Community leader Jeff Kukilim looks back on the hardship his community faced:
‘Our health centre was greatly affected because medical supplies couldn’t be delivered and there were no medevacs for patients who were critically ill or injured.’
But since repairing and re-opening the airstrip in January, making it safe for MAF to land, healthcare in this isolated community has been transformed.
Once again, MAF makes it possible for medical staff and lifesaving supplies to reach Fiyak by plane and for expectant mothers and critically ill patients to be medevacked safely to hospital in good time.
The flight from Telefomin District Hospital to Fiyak only takes 15 minutes. To walk, takes a week!
Healthcare in isolated Fiyak has been transformed (credit: Joy Suarkia & Jonny Watson)
Some pregnant women climb mountains for healthcare
Thanks to MAF’s two-year partnership with New Zealand Government and PNG’s Provincial Health Authority, access to healthcare in the Eastern Highlands has significantly improved.

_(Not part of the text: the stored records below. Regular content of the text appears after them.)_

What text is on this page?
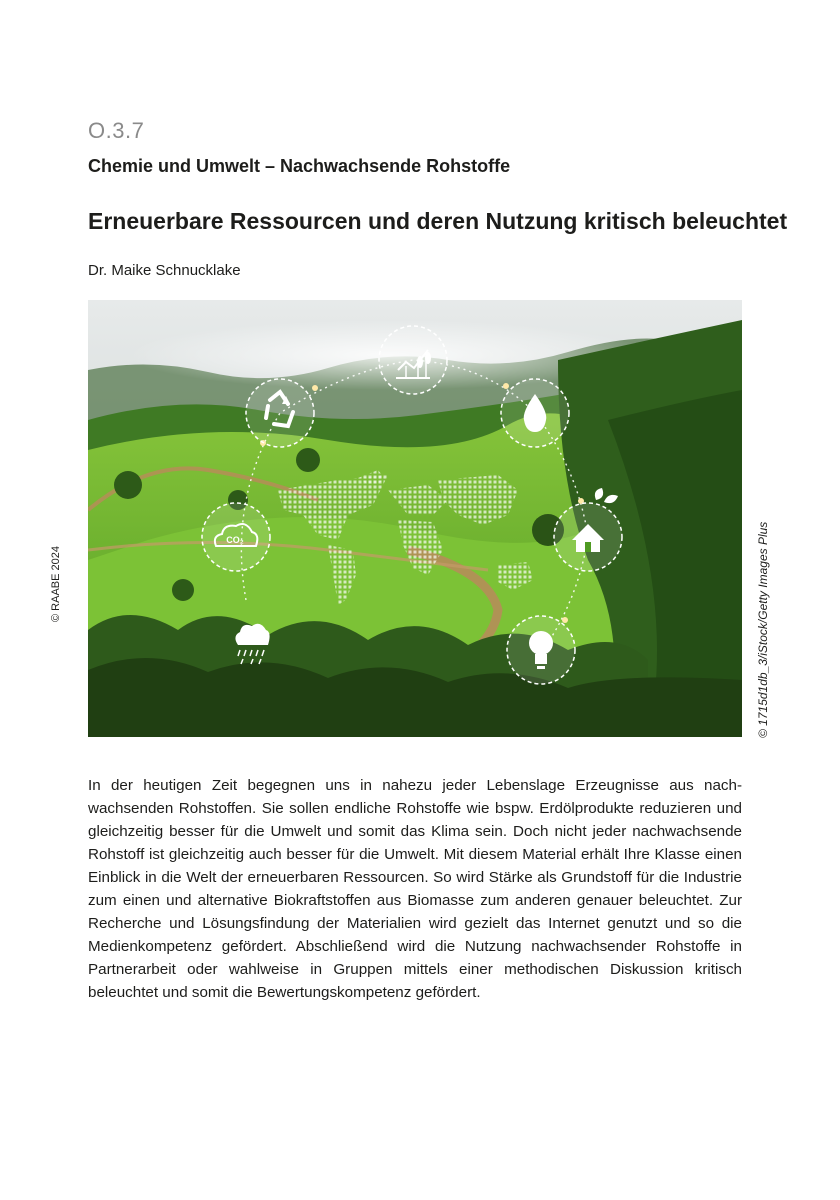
O.3.7
Chemie und Umwelt – Nachwachsende Rohstoffe
Erneuerbare Ressourcen und deren Nutzung kritisch beleuchtet
Dr. Maike Schnucklake
CO₂
© RAABE 2024	© 1715d1db_3/iStock/Getty Images Plus
In der heutigen Zeit begegnen uns in nahezu jeder Lebenslage Erzeugnisse aus nachwachsenden Rohstoffen. Sie sollen endliche Rohstoffe wie bspw. Erdölprodukte reduzieren und gleichzeitig besser für die Umwelt und somit das Klima sein. Doch nicht jeder nachwachsende Rohstoff ist gleichzeitig auch besser für die Umwelt. Mit diesem Material erhält Ihre Klasse einen Einblick in die Welt der erneuerbaren Ressourcen. So wird Stärke als Grundstoff für die Industrie zum einen und alternative Biokraftstoffen aus Biomasse zum anderen genauer beleuchtet. Zur Recherche und Lösungsfindung der Materialien wird gezielt das Internet genutzt und so die Medienkompetenz gefördert. Abschließend wird die Nutzung nachwachsender Rohstoffe in Partnerarbeit oder wahlweise in Gruppen mittels einer methodischen Diskussion kritisch beleuchtet und somit die Bewertungskompetenz gefördert.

Medical supplies at Goroka destined for Boikoa & Sindeni via MAF (credit: Kowara Bell)
Instead of remote villagers spending hours climbing mountains and traversing rivers to access healthcare, MAF planes now deliver health workers and medical supplies to isolated communities via short flights.
It’s made all the difference to Boikoa Village says local resident Rosa:
‘Many pregnant women from my village were forced to walk for hours or were carried over two or three rivers or up one or two mountains just to reach the nearest clinic in neighbouring Sindeni Village for proper medical care or supplies.
‘Many have lost their lives from Boikoa en-route to Sindeni due to no access to health workers or adequate medical supplies in Boikoa. Thank you MAF and the
New Zealand Government for bringing in medics as well as providing us with medical supplies.’
Rosa – Boikoa Village resident in Eastern Highlands & MAF beneficiary
Residents wait for medical supplies in Sindeni Village (credit: Kowara Bell)
Locals take the medical supplies to Sindeni Clinic (credit: Kowara Bell)
Thanks to the partnership, pregnant women are now treated locally in Boikoa, so they no longer have to embark on such a drastic journey.
To date, the MAF, New Zealand Government and PNG Provincial Health Authority collaboration has flown some 1,300 health professionals via 500 flights to over 150 communities reaching some 110,000 people across the provinces of Enga, Sandaun, Eastern Highlands, East Sepik, Gulf, Hela, Jiwaka, Madang, Morobe, Chimbu, Southern Highlands and Western Province.